Z racji budowy , nie będę sprawne jak bordery czy aussie ..... ale są bardziej sprawne niż niejedna rasa sportowa ... no i siła robi swoje.
Kto ma problemy ze staffikiem ? osoby które ulegają tym kłamliwym biednym mordkom :diabloti: popisy aktorskie , mają wpisane w kod genetyczny - dlatego jak widzę fotki , biednego zbolałego pieska rasy TTB , to nie daje się od razu ponieść fantazji , jaki to jest bity i nieszczęśliwy.Bo zasadę przeważnie mają taką , że albo wleze ci na łeb i będę skakał , wtedy jest śmiesznie , albo będę płakał i mi ustąpisz i będzie znów śmiesznie :diabloti:
Staffika się fajnie uczy , bo one lubią sprawiać frajdę człowiekowi - no i temu ja mam takie destrukcje w domu :evil_lol:

Ja z nauk już wyrosłam , demencje starczą już mam :evil_lol:

Wiele osób dzięki moim pieskom , zrezygnowało z chęci posiadania TTB :diabloti: bo moje pieski , to najgorsze wydanie przedstawicieli rasy , z zachowaniami poza nawiasami wszelkimi - głownie temu , że z zasady jak ktoś nie zdzierży obcowania z nimi , nie da rady posiadać psa takiej rasy. Nie sztuka jest prezentacja idealnie wychowanego psa , bo wychowanie wymaga doświadczenia , pracy , zapału , chęci.
Jak wytrzyma 20 minut z Franiem - zniesie wszystko przez następne 100 lat :diabloti:
Ogólnie nie podoba mi się przedstawianie ras , tylko w różowych kolorach.Bo potem te kolory , lądują w schroniskach .. gdyż zamiast różowego - jest szary , czarny , zielony - każdy , ale nie różowy.
Tak właśnie było wielu amatorów Lalek :diabloti: bo to jest zwierzątko wychowane i bez skaz , grzeczne , posłuszne , wychowane , nauczone - teraz Lalka jest przestawiona na inny tryb prezentacji i mało kto chce mieć od tej chwili Lalkę.
Mało który amator Lalki , nabywając sobie Lalkę , wytrzymał ... bo się okazało , że jego Lalka to nie Lalka i nie jest wychowana , grzeczna i poukładana.

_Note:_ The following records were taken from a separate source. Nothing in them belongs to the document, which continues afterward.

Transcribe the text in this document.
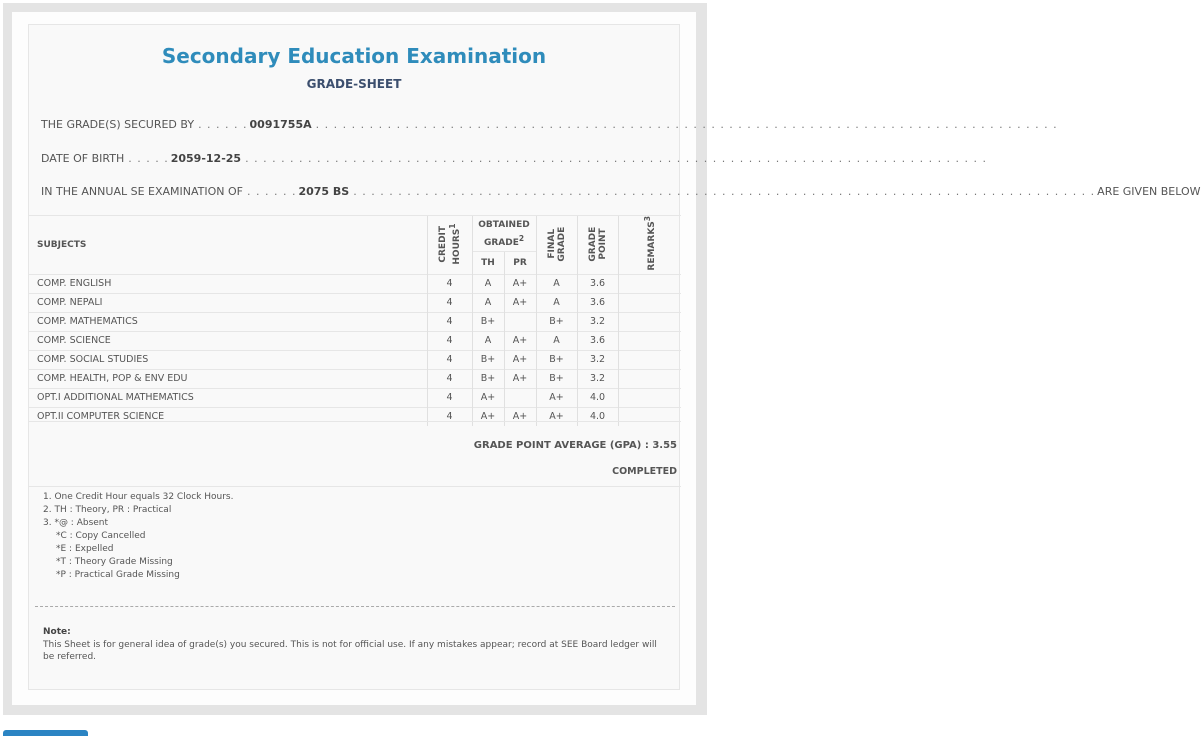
Secondary Education Examination
GRADE-SHEET
THE GRADE(S) SECURED BY . . . . . . 0091755A . . . . . . . . . . . . . . . . . . . . . . . . . . . . . . . . . . . . . . . . . . . . . . . . . . . . . . . . . . . . . . . . . . . . . . . . . . . . . . . . . . .
DATE OF BIRTH . . . . . 2059-12-25 . . . . . . . . . . . . . . . . . . . . . . . . . . . . . . . . . . . . . . . . . . . . . . . . . . . . . . . . . . . . . . . . . . . . . . . . . . . . . . . . . . .
IN THE ANNUAL SE EXAMINATION OF . . . . . . 2075 BS . . . . . . . . . . . . . . . . . . . . . . . . . . . . . . . . . . . . . . . . . . . . . . . . . . . . . . . . . . . . . . . . . . . . . . . . . . . . . . . . . . . ARE GIVEN BELOW
SUBJECTS	CREDIT HOURS$^1$	OBTAINED GRADE$^2$		FINAL GRADE	GRADE POINT	REMARKS$^3$
		TH	PR			
COMP. ENGLISH	4	A	A+	A	3.6	
COMP. NEPALI	4	A	A+	A	3.6	
COMP. MATHEMATICS	4	B+		B+	3.2	
COMP. SCIENCE	4	A	A+	A	3.6	
COMP. SOCIAL STUDIES	4	B+	A+	B+	3.2	
COMP. HEALTH, POP & ENV EDU	4	B+	A+	B+	3.2	
OPT.I ADDITIONAL MATHEMATICS	4	A+		A+	4.0	
OPT.II COMPUTER SCIENCE	4	A+	A+	A+	4.0	
GRADE POINT AVERAGE (GPA) : 3.55
COMPLETED
1. One Credit Hour equals 32 Clock Hours.
2. TH : Theory, PR : Practical
3. *@ : Absent
*C : Copy Cancelled
*E : Expelled
*T : Theory Grade Missing
*P : Practical Grade Missing
Note:
This Sheet is for general idea of grade(s) you secured. This is not for official use. If any mistakes appear; record at SEE Board ledger will be referred.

Jest tyle ras psów , że jest z czego wybierać i dobrze że Twój wybór był przemyślany ... mi sie podoba fizycznie wiele ras ... tylko ja męczyć się nie lubię :) Pracoholicy są skreśleni :)

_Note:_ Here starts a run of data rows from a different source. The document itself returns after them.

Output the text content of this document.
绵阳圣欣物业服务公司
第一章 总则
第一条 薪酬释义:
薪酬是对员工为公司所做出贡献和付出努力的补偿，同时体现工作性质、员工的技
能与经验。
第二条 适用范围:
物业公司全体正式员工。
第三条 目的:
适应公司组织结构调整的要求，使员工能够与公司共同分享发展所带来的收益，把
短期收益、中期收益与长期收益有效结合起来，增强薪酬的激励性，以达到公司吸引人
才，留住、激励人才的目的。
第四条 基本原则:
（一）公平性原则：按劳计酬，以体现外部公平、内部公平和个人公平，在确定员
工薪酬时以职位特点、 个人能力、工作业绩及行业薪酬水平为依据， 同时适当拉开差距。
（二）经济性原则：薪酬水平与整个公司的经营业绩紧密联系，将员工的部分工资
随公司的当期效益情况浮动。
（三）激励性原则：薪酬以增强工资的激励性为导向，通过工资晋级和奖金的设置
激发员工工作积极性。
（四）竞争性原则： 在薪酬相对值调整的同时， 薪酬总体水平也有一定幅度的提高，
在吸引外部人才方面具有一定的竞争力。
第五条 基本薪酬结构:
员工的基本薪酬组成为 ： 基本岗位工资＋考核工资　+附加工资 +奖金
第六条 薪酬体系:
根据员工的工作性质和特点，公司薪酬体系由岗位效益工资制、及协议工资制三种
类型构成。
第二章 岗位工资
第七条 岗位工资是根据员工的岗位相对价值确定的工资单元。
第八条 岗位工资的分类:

Bulgota gubi jego komiczna uroda :) dla takiego przeciętnego kowalskiego - jedyne minusy to charczenie i bąki. Bo to bardzo mało kłopotliwy piesek jest , dużo nie potrzebuje .. oczywiście widząc po schroniskach , niektórych i to przerasta :diabloti:
więc skoro przerasta takiego bulwa , to terriera 30 sekund by nie zdzierżył :evil_lol:

Staffiki są zbyt słodko reklamowane ... a to jest bardzo specyficzna jednostka , jak większość ras :) Już niestety pokazują się w schroniskach.
W tym tygodniu , lub w przyszłym , mają wpaść do mnie mili ludzie - na korepetycje :diabloti: chcą staffika , ciekawe jak dużo zniosą :cooldevi:

Posted

ja mam w domu kundla który bardziej idzie w stronę owczarków niż terierów i wiem że następny pies będzie terierem ;) brakuję mi właśnie tej mega aktywności i troszkę głupoty , bo moja to taka poukładana i w sumie jakby nie patrzeć strasznie usłuchana (jak nie ma w pobliżu innych zwięrząt).
owczarki mnie w ogóle nie kręcą , a wybór kolejnego psa padł już bardzo dawno temu i będzie to staffik (mimo wszystko).
obawiam się jedynie że ja również mogę mieć za ostry charakter do staffika .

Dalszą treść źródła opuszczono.